O ex-presidente e senador Fernando Collor (PTC-AL), que sofreu processo de impeachment em 1992, o primeiro aberto contra um presidente na América Latina, foi o 38º da lista a se pronunciar na votação do impedimento da presidente Dilma. Após o discurso sobrenome do ex-presidente (Collor) ficou em primeiro lugar nos Trending Topics do Twitter, que reúne os assuntos mais comentados na rede social.

Reprodução/TV Senado

Collor comparou o processo do seu impedimento com o que acontece com a presidente Dilma

Ele iniciou o discurso citando a obra “Ruínas de um governo”, de Rui Barbosa de 1931, recordando que o texto foi usado na denúncia contra ele em 1992, e afirmou que o país “jamais passou por crises tão agudas quanto hoje”. “Chegamos ao ápice de todas as crises, chegamos às ruínas de um governo, às ruínas de um país.

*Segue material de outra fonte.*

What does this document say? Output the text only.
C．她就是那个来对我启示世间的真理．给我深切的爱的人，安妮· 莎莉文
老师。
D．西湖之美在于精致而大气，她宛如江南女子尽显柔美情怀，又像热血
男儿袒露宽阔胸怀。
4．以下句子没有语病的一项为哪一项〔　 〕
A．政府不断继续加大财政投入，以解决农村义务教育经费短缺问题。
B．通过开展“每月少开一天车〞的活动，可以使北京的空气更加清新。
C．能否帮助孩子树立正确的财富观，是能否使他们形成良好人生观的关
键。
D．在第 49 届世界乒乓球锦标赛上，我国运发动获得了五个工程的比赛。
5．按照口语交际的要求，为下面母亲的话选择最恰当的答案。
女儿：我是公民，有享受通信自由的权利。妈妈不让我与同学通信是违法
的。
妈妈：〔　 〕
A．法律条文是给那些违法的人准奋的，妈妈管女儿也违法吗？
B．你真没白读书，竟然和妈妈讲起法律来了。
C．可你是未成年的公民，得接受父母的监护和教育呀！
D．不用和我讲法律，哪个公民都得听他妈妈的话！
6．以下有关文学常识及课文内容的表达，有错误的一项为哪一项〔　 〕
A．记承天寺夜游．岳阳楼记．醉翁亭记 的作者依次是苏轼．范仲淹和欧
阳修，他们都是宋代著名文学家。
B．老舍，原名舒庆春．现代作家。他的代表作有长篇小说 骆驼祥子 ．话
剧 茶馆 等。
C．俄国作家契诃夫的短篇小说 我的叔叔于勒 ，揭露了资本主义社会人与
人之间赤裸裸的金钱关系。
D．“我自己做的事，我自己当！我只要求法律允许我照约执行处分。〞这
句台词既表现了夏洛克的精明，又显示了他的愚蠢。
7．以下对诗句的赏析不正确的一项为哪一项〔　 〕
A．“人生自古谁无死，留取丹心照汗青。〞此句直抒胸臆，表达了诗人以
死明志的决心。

Por isso discutimos possíveis crimes hoje aqui”, disse.

Collor comparou o processo dele com o de Dilma afirmando que o dele foi muito mais rápido e com poucos argumentos em um parecer que tinha “meia página com dois parágrafos”. Ele afirmou que não teve garantias de ampla defesa e reclamou que não recebeu “qualquer tipo de reparação”, mesmo após ter sido absolvido das acusações posteriormente. “O rito é o mesmo, mas o ritmo e rigor não”, ressaltou.

Mais de uma vez ele desculpou-se por voltar no tempo, mas afirmou que “a situação exige”. O senador disse que “a mera irresponsabilidade do país seja por incompetência, negligência ou má fé, é um crime de irresponsabilidade”. Ela falou ainda que “não foi por falta de aviso”, afirmando que alertou a presidente sobre problemas que resultariam na crise política.

“O sistema está em ruínas. A população brasileira evoluiu na participação politica, mas regredimos no agir da política”, afirmou ressaltando que é preciso repensar a política como um todo. “Encerro dizendo a história me reservou esse momento e devo vê-lo como um estrito cumprimento de dever”, finalizou.